Balmain Eyewear by Akoni

PARIS — Balmain will be debuting its new eyewear collection on the runway at its men’s show Friday, a premium line created with new licensee Akoni, a start-up based in Switzerland that was cofounded by industry veteran Rosario Toscano.

Nearly a year in the making, the line — initially a capsule of five sunglass styles (four unisex, one designed for women) before a broader offer including optical frames launches in September — was originally scheduled to be introduced on the runway with Balmain’s women’s collection in February. When the label’s creative director Olivier Rousteing discovered the designs, he decided to advance the rollout.

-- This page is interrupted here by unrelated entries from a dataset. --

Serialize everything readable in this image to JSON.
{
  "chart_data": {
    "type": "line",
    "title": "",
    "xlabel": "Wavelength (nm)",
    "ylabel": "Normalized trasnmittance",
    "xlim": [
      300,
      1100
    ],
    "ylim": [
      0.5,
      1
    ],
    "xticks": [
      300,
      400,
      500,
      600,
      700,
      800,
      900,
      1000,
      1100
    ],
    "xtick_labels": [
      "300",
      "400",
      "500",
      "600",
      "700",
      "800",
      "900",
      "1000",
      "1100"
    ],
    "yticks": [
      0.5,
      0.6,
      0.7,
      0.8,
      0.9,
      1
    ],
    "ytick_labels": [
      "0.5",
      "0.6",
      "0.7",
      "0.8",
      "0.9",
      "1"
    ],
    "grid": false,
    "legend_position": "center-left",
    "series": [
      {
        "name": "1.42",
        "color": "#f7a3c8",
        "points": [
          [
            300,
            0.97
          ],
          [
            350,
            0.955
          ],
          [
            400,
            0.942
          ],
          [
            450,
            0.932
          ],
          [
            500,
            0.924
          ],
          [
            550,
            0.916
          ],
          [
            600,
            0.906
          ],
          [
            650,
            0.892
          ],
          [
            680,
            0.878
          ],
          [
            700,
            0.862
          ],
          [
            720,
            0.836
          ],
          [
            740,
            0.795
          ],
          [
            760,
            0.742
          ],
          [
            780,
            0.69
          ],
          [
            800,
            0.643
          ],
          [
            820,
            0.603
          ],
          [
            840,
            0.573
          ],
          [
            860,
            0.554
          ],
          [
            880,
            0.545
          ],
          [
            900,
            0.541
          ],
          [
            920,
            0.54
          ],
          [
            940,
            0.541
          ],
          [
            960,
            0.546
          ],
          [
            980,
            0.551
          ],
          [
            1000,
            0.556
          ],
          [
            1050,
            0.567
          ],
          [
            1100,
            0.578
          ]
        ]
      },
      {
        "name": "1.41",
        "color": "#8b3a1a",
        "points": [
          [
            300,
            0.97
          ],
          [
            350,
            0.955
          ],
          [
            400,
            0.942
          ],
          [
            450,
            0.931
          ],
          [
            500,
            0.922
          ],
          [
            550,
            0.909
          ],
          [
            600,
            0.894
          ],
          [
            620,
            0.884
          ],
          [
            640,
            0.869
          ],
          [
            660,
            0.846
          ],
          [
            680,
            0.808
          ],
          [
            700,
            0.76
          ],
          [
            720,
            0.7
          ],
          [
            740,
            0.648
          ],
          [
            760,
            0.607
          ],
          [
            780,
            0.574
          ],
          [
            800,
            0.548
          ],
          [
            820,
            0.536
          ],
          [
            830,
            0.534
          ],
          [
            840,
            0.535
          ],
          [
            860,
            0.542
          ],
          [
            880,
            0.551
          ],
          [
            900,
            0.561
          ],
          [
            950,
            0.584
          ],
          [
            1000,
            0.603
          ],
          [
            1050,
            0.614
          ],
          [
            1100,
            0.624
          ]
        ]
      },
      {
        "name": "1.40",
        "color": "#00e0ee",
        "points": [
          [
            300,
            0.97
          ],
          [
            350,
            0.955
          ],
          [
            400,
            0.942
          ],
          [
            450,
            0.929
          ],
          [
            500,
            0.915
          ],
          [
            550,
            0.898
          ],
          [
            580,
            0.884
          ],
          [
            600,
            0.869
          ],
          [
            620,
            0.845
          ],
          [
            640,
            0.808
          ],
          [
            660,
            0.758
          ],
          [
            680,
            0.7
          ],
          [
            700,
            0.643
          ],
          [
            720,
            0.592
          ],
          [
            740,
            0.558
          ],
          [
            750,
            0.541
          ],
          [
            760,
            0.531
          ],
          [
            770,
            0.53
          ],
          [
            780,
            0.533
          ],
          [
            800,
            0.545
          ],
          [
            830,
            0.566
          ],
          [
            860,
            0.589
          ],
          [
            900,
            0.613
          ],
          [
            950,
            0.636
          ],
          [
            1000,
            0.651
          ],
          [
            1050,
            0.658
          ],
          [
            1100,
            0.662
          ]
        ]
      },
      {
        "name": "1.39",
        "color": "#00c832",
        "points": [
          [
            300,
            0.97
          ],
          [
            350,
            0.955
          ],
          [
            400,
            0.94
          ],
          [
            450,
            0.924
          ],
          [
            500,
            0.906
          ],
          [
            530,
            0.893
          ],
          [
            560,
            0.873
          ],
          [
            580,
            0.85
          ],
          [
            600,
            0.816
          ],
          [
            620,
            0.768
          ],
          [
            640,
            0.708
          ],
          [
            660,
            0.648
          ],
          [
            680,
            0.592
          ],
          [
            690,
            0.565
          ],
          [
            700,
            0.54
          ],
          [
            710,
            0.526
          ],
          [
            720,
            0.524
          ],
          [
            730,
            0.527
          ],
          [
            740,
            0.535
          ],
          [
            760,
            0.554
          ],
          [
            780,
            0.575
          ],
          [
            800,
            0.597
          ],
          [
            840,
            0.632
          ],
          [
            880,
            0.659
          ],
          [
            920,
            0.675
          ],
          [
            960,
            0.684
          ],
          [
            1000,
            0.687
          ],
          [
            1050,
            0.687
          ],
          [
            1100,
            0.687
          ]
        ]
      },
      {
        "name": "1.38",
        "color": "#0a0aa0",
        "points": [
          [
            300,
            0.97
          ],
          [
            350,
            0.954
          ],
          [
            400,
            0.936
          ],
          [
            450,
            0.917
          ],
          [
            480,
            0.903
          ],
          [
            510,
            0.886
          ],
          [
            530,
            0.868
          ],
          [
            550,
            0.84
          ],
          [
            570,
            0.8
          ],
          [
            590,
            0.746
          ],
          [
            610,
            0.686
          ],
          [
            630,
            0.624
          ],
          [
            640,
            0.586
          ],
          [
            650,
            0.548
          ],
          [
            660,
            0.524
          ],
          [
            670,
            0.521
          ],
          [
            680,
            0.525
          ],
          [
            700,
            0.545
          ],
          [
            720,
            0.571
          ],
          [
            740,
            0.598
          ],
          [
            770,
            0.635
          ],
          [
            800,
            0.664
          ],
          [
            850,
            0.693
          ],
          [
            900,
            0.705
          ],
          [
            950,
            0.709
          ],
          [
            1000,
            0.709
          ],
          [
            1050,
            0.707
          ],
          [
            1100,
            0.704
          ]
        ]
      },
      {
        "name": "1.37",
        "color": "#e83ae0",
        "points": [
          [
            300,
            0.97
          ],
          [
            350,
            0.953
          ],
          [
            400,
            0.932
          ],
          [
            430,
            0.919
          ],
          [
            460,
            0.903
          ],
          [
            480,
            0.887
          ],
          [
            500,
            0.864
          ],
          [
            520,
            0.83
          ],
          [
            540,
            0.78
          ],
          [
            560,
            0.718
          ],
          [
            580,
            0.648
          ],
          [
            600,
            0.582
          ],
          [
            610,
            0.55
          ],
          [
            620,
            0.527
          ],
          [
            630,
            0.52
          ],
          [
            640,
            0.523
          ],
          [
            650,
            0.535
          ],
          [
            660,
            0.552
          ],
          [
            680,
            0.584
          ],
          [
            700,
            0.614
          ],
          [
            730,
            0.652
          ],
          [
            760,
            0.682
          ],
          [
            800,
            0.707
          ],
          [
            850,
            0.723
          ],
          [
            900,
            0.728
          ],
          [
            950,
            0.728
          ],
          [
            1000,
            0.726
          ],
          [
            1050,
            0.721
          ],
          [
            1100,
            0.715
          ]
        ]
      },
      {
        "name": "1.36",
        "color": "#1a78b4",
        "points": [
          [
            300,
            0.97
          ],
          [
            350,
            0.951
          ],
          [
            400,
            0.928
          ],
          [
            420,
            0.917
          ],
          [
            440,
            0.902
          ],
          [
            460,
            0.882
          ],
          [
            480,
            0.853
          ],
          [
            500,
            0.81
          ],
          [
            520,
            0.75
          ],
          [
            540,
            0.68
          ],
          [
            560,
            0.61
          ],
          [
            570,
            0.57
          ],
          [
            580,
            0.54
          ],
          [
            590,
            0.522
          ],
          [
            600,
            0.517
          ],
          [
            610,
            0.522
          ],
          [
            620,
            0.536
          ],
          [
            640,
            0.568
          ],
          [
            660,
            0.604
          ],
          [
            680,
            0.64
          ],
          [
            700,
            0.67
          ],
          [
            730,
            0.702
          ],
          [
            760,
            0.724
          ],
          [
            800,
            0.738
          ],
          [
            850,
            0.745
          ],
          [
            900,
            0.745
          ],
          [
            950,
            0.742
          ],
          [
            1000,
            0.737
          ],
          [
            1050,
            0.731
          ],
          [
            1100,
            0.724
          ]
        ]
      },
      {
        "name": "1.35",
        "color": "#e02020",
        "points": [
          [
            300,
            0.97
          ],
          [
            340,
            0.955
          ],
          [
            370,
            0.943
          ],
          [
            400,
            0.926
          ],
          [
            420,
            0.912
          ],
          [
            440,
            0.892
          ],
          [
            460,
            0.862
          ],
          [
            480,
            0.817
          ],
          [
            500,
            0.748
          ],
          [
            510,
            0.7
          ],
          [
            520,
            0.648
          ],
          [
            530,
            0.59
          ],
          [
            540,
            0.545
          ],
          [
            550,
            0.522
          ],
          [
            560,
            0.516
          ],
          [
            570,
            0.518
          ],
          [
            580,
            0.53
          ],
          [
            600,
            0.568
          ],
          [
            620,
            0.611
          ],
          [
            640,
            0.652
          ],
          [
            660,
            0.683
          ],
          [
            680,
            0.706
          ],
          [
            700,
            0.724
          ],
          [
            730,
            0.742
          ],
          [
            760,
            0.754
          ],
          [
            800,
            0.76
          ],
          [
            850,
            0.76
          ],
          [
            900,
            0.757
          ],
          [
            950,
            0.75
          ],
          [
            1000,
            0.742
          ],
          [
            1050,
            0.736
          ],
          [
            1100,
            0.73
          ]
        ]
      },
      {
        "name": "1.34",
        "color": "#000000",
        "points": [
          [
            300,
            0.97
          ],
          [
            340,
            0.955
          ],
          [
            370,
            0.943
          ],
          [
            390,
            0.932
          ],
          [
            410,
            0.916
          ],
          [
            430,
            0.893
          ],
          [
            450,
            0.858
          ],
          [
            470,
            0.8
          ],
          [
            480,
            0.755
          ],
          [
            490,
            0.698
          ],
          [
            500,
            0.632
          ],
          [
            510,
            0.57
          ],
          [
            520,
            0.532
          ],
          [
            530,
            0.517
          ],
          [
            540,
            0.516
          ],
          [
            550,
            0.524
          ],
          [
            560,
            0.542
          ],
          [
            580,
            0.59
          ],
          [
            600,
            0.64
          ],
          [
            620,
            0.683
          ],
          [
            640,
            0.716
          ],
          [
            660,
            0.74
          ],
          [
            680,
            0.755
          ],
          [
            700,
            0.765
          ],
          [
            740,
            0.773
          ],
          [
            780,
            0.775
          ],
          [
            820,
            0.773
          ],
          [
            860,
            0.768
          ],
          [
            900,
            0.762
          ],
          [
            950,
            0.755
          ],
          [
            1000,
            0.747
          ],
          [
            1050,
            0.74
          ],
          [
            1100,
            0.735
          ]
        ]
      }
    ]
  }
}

“As soon as I saw them, I was determined to have them immediately,” Rousteing stated. “Although I knew it would cause more than a little bit of chaos, extra work and late nights, I had to have them — and I had to have them now. So, I pressured all teams to push up the introduction of the glasses, in order to let me incorporate them into my January men’s show. This collection aligns so perfectly with my message — they’re the ideal Balmain accessory for my designs. There was no question — they had to be a part of my January runway.”

The designs are intended to embody the “Balmain Army,” with gold touches, intricate details and a focus on craftsmanship, according to the brand. Launching in April online, in the brand’s boutiques and with selected high-end retailers in April, they will be priced between 500 euros and 1,000 euros at retail.

Rousteing has reportedly already adopted one of the designs — named “Wonder Boy” in his honor — for everyday wear.

Balmain’s previous eyewear license with L’Amy Group, signed in 2011, ended in 2017.

Akoni — which revealed its creation to time with the first products being revealed on the runway — plans to build its business thanks to a handful of high-end licenses, homing in on the top end of the market, and will launch its own eponymous brand in September.

“We are starting with Balmain but the idea is to become a benchmark for high-end eyewear worldwide,” explained Toscano, who has been working in the sector for 20 years, and was most recently global managing director for Dita Eyewear, where he was behind the launch of Thom Browne’s collection.

Toscano strongly believes in the potential of the top end of the market, and Akoni’s own line will have a similar positioning to the Balmain products.

“The only way to succeed today in this segment is by creating the best possible product, and there are no other players in the world that do that for eyewear,” he said.

Times are challenging for the global eyewear market, which has been rocked by major changes in recent years including the merger of two giants, Luxottica Group and Essilor, and the decision made by Kering and LVMH Moët Hennessy Louis Vuitton to bring production in-house. The latter in 2017 formed a joint venture with Marcolin Group called Thélios.

The global eyewear market is expected to reach around 155 billion euros in 2024, posting compound annual growth of 5 percent, according to studies by Euromonitor, Worldwide Luxury Market Monitor by Bain & Co. and Altagamma. At wholesale, the high-end frames and sunglasses business is valued at around 3 billion euros.

“Over the past couple of years, with the collaboration between LVMH and Marcolin, and the joint venture between Essilor and Luxottica, of course, you could see it as a dangerous moment to start a new company. But the reality is that because the industry is still very traditional, I think there are huge opportunities,” explained Toscano.

“Fashion brands have not pushed the boundaries in eyewear before.”

Based in Lugano, Switzerland, Akoni’s design team works out of Los Angeles and produces in Japan, with the intention of focusing on the top end of the market — using high-end materials and specialist craftsmanship and creating eyewear as a luxury accessory intended to last, rather than a fashion item. It currently has a team of 25, including eight at its head office.

Materials used in the Balmain collection will include titanium, Zyl or cellulose acetate, made from renewable resources and more hardwearing than plastic, and ceramic nose pads, introduced for the first time for a fashion brand. They will also have high-contrast lenses.